Anders Borg is being investigated for inappropriate and offensive behaviour, but has denied the charges.
LONDON – Anders Borg has resigned as deputy chairman of tech investment group Kinnevik following allegations of drunken and inappropriate behaviour at a party.
Swedish police are investigating Borg, who was Sweden's finance minister between 2006 and 2014, for sexual harassment, affront and unlawful threats.
Borg also resigned his post at investment bank Citi.
"Anders Borg has informed us that he is resigning from his role as a senior advisor to Citi," a spokesperson for the bank said in an email.
Borg issued an initial apology on Facebook, but did not accepted the allegations.
He said he had been under a lot of pressure in recent months and had blacked out. "I would like to apologise sincerely to those present who took offence. Feeling great disappointment and remorse over my behaviour," he wrote.
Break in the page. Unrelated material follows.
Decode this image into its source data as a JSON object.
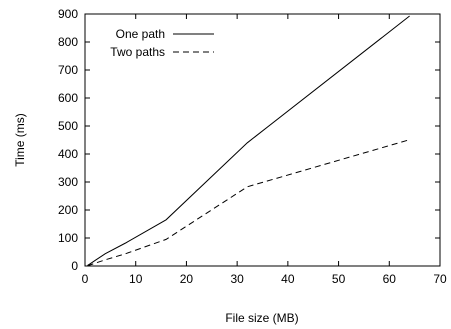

In a second statement, Borg said he had chosen to leave his positions at Kinnevik and at Bima, an insurance company, amid the media frenzy, but maintained he had done nothing criminal.
"I cannot comment on the situation that has arisen further. My apology on Facebook was about me being rude. It should not be interpreted as a recognition of a crime. I haven't done anything criminal," he said.
At the party in question, which occurred in July, Borg is said to have threatened guests, used misogynistic language and exposed himself, according to several Swedish newspapers citing anonymous sources.
Borg's colleague Anna Kinberg Batra, Leader of the Moderate Party, said she welcomed the police investigation and that the allegations were "very serious," which prompted Borg to criticise her for political point-scoring.
Kinnevik said on Sunday that Henrik Poulsen, of Dong Energy, would replace Borg.